Promoting tissue regeneration by modulating the immune system.

Author information

1
European Molecular Biology Laboratory Australia, Australian Regenerative Medicine Institute, Monash University, Victoria 3800, Australia.
2
Institute for Molecular Engineering, University of Chicago, Chicago, IL 60637, USA.
3
European Molecular Biology Laboratory Australia, Australian Regenerative Medicine Institute, Monash University, Victoria 3800, Australia. Electronic address: mikael.martino@monash.edu.

Abstract

The immune system plays a central role in tissue repair and regeneration. Indeed, the immune response to tissue injury is crucial in determining the speed and the outcome of the healing process, including the extent of scarring and the restoration of organ function.

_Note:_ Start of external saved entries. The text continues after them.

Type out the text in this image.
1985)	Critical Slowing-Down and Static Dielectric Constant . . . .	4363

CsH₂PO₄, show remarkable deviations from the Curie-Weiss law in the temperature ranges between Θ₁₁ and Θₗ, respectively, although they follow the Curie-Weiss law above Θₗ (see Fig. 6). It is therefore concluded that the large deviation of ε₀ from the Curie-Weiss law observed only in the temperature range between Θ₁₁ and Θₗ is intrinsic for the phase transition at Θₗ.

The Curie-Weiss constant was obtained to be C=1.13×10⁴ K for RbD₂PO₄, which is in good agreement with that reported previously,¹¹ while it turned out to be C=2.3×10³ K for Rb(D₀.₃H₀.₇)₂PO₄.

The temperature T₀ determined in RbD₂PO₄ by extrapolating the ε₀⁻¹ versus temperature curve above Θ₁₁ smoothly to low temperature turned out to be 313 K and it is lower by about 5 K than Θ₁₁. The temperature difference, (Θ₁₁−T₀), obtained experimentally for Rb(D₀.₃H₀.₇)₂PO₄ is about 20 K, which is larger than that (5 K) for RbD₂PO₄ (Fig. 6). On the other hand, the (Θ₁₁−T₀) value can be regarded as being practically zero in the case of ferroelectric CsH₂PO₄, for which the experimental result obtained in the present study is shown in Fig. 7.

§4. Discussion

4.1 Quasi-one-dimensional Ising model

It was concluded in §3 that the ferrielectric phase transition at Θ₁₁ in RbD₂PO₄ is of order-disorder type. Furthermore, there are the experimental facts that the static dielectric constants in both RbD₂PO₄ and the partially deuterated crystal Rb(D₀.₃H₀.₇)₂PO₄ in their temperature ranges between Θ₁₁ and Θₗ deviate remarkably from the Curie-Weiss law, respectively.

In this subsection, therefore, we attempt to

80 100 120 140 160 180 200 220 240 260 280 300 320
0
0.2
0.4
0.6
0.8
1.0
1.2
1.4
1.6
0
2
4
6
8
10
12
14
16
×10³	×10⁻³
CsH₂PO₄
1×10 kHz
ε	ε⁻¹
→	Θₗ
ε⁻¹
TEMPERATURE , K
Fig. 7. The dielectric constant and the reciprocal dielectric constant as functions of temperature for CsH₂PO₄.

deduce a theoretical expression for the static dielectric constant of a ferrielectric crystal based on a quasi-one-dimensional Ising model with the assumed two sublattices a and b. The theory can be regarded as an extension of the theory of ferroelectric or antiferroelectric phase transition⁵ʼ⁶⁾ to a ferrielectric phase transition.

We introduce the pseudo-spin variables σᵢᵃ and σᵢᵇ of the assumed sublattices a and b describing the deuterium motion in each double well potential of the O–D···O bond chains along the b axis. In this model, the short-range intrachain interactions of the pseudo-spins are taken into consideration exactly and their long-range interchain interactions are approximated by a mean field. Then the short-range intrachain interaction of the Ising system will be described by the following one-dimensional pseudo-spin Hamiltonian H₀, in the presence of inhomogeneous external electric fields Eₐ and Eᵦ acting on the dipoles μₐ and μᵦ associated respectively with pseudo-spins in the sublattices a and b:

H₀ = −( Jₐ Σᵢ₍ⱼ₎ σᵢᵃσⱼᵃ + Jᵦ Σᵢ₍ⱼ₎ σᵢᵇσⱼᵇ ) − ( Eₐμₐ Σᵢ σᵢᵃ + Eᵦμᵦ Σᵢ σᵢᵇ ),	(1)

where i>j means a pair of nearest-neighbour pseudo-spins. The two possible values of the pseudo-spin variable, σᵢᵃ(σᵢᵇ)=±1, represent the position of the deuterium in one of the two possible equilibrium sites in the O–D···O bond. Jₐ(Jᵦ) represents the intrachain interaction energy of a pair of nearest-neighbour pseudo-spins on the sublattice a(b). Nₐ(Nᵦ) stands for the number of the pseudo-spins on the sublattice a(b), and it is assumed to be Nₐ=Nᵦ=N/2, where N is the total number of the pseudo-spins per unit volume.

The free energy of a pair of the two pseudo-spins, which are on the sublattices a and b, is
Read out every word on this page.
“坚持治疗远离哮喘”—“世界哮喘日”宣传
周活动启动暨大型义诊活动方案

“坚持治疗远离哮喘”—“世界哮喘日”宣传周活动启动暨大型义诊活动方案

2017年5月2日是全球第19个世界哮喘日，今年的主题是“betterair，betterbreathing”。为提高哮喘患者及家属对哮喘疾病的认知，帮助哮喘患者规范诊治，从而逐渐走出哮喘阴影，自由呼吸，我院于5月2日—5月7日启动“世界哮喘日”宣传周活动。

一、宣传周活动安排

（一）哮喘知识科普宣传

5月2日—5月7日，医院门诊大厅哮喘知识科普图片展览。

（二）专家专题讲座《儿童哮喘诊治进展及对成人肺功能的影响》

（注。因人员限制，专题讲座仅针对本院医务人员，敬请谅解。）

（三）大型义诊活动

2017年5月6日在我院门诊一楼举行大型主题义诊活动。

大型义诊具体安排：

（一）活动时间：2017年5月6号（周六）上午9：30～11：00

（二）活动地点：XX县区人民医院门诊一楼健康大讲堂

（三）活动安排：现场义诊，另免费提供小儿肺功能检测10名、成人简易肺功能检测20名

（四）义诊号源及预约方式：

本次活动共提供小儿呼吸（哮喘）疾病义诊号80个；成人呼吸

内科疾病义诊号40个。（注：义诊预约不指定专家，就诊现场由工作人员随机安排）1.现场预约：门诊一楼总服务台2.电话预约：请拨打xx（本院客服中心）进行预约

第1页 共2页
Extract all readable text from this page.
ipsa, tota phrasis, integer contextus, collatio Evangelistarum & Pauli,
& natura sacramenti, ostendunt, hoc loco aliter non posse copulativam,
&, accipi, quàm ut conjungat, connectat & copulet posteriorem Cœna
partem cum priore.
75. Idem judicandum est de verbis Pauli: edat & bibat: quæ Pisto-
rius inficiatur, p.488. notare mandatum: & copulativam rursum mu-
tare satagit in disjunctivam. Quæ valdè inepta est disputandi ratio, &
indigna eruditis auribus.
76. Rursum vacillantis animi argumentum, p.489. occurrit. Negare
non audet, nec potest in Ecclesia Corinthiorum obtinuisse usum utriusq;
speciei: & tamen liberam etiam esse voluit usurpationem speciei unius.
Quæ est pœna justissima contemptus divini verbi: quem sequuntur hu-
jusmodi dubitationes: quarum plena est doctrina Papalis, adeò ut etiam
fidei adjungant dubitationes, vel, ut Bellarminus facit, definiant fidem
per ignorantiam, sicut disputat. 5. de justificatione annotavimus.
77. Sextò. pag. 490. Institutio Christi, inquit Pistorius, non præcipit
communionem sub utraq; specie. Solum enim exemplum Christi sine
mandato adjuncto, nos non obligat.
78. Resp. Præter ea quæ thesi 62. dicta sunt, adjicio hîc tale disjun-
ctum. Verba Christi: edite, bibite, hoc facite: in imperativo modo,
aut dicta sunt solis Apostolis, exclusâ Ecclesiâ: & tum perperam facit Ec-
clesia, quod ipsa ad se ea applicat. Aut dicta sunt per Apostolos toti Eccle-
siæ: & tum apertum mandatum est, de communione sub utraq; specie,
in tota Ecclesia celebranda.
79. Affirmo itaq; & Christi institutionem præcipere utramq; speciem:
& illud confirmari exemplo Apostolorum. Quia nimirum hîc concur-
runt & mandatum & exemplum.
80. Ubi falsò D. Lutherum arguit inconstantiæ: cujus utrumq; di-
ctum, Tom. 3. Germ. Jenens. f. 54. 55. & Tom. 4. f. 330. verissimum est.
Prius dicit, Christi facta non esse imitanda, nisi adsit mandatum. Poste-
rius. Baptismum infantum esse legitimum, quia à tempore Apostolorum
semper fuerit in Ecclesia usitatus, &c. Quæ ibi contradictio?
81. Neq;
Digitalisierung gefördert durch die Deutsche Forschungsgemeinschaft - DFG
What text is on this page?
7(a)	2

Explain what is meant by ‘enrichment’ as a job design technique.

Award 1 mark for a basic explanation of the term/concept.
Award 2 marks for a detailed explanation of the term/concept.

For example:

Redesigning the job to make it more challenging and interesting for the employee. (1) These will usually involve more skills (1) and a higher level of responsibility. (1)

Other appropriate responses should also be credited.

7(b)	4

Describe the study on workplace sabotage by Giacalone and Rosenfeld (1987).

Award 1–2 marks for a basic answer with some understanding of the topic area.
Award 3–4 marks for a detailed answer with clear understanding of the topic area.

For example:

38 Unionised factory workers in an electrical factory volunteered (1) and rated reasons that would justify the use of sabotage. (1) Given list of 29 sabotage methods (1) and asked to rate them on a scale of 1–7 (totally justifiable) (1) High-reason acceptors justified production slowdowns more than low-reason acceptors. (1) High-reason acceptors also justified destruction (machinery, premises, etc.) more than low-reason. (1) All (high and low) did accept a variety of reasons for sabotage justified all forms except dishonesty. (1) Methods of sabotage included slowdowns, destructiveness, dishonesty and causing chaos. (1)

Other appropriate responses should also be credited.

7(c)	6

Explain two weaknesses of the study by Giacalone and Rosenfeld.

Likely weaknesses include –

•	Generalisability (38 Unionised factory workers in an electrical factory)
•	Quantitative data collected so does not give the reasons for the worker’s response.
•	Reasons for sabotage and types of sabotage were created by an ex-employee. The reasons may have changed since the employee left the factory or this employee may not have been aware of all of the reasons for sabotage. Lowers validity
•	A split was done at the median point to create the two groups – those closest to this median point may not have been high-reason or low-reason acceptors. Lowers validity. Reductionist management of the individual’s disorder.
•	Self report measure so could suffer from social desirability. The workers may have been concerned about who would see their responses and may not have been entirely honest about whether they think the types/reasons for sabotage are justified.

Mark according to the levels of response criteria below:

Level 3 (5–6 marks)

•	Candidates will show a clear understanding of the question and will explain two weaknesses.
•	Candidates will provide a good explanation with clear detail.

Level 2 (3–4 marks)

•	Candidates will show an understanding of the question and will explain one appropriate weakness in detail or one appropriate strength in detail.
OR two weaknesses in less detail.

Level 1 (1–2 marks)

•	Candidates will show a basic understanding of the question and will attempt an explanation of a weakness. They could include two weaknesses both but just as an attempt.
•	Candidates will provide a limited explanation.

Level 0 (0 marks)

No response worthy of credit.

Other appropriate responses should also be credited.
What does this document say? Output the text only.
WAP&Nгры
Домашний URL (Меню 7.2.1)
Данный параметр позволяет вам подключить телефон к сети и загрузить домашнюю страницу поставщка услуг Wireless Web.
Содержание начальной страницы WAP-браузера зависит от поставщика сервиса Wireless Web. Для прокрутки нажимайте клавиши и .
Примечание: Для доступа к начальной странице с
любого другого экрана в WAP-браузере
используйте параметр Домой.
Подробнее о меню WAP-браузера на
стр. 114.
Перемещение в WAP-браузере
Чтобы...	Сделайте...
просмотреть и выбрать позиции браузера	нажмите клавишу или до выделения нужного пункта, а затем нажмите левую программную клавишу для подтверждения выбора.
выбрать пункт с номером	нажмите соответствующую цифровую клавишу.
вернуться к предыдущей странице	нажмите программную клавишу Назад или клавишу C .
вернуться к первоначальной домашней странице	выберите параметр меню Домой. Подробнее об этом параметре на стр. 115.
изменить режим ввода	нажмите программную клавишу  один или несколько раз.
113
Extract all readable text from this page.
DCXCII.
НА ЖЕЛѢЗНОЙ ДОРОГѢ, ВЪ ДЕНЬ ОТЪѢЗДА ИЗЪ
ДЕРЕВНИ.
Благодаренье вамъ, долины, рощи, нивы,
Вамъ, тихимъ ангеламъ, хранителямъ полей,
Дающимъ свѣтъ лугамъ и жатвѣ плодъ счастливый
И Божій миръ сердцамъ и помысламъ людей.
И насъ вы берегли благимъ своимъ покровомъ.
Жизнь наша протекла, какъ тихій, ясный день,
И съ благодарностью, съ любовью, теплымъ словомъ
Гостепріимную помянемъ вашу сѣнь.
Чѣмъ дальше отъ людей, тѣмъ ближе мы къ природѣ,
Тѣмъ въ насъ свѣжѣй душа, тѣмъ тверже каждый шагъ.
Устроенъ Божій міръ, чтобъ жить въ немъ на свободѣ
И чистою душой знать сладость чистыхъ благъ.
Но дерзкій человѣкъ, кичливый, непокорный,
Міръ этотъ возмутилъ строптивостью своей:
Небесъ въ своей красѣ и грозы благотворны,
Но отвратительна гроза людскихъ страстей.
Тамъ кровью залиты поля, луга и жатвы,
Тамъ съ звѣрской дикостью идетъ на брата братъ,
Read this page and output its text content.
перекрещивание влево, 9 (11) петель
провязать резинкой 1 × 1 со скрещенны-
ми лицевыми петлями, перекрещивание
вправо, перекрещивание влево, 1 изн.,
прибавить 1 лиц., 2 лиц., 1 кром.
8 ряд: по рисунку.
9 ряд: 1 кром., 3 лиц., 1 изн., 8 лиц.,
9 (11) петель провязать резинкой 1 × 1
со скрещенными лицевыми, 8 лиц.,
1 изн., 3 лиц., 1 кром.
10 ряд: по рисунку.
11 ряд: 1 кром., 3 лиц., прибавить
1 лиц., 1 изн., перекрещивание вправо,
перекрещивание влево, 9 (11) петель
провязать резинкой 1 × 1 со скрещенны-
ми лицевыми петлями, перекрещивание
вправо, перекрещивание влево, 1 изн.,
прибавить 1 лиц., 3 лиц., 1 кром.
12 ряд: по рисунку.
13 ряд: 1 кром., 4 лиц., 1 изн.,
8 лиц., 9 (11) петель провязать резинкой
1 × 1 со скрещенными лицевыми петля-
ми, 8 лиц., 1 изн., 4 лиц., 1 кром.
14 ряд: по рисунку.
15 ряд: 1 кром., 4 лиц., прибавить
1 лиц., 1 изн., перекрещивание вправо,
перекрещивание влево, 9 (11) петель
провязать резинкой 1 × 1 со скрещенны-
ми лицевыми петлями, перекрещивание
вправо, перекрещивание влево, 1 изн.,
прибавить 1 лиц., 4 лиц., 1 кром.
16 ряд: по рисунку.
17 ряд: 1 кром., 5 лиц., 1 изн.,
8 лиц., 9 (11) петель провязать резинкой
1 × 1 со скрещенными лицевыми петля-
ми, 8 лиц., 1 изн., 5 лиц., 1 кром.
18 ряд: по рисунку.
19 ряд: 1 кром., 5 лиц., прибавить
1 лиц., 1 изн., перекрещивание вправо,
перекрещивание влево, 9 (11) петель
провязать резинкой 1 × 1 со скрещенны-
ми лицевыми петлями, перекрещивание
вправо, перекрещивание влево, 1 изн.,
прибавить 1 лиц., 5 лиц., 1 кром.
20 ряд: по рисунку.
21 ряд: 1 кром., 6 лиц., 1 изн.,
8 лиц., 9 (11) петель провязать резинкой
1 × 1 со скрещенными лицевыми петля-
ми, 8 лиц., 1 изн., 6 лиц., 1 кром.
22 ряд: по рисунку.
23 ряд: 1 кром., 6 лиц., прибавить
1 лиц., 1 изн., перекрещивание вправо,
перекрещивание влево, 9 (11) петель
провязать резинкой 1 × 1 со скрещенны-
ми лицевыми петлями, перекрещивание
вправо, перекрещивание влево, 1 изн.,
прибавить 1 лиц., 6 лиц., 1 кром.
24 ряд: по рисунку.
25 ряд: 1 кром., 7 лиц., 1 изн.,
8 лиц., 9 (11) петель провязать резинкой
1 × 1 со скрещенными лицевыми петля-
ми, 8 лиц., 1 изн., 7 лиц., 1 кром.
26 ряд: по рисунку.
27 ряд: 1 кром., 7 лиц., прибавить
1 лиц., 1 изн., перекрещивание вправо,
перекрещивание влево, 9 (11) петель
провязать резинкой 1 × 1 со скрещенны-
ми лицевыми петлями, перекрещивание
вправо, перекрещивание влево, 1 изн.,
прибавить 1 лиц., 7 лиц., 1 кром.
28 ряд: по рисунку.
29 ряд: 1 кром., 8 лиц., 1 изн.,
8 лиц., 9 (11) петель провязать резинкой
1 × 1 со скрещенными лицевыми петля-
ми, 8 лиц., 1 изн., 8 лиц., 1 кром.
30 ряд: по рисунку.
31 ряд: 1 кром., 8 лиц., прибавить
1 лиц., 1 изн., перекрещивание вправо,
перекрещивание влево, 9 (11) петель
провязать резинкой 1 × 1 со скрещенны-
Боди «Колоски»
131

Therefore, controlling immune components via biomaterials and drug delivery systems is becoming an attractive approach in regenerative medicine, since therapies based on stem cells and growth factors have not yet proven to be broadly effective in the clinic. To integrate the immune system into regenerative strategies, one of the first challenges is to understand the precise functions of the different immune components during the tissue healing process. While remarkable progress has been made, the immune mechanisms involved are still elusive, and there is indication for both negative and positive roles depending on the tissue type or organ and life stage. It is well recognized that the innate immune response comprising danger signals, neutrophils and macrophages modulates tissue healing. In addition, it is becoming evident that the adaptive immune response, in particular T cell subset activities, plays a critical role. In this review, we first present an overview of the basic immune mechanisms involved in tissue repair and regeneration. Then, we highlight various approaches based on biomaterials and drug delivery systems that aim at modulating these mechanisms to limit fibrosis and promote regeneration. We propose that the next generation of regenerative therapies may evolve from typical biomaterial-, stem cell-, or growth factor-centric approaches to an immune-centric approach.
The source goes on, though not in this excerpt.